Alternative trading systems, or ATSs, have gained an increasing share of equity trading in the past few years. In addition to dark pools, ATSs include crossing networks, such as independently owned Liquidnet and Pipeline, that match orders for execution without having to first route them to an exchange or market center where they could be viewed publicly. Besides enabling investors to execute an order without affecting the public price quote, crossing networks match orders at a specified price, typically the midpoint of the bid and ask prices on stocks at the point in time of the trade. Electronic communications networks (ECNs), which trade stocks and currencies, are another type of ATS.

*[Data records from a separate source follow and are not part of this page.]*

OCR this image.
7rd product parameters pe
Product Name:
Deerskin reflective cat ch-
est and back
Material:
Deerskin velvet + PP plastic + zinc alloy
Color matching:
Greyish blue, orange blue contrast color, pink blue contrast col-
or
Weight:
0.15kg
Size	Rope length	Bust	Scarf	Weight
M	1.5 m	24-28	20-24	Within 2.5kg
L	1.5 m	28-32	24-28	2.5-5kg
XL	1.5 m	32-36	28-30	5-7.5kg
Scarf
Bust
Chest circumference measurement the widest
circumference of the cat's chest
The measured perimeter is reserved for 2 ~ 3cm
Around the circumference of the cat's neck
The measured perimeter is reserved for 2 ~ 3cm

The proliferation of dark pools could have ripple effects beyond just block trading, says Lee at Aite Group. As long as they remain a niche market, they’re probably of little consequence. But if the equities market becomes increasingly dark as more trading shifts to these platforms, while retail investors continue to see only the public portion of equity trading, it calls into question the actual meaning of public price quotes, Lee says.

On a practical level, if retail investors get the price they think they’ll get when they submit an order and they’re happy about it, they probably wouldn’t care what the actual reality of the marketplace is, he says.

Regulators would care, however, regardless of whether individual investors have concerns. In fact, Reg NMS modified a 1997 regulation by lowering from 20% to 5% the ceiling on average daily volume of any given stock that ATSs are permitted to represent before being required to disclose information to the public market, Lee says.

Cline believes that not only are dark pools ultimately a good thing for investors but that “to not take advantage of dark pools is failing to live up to the best execution mandate of Reg NMS.”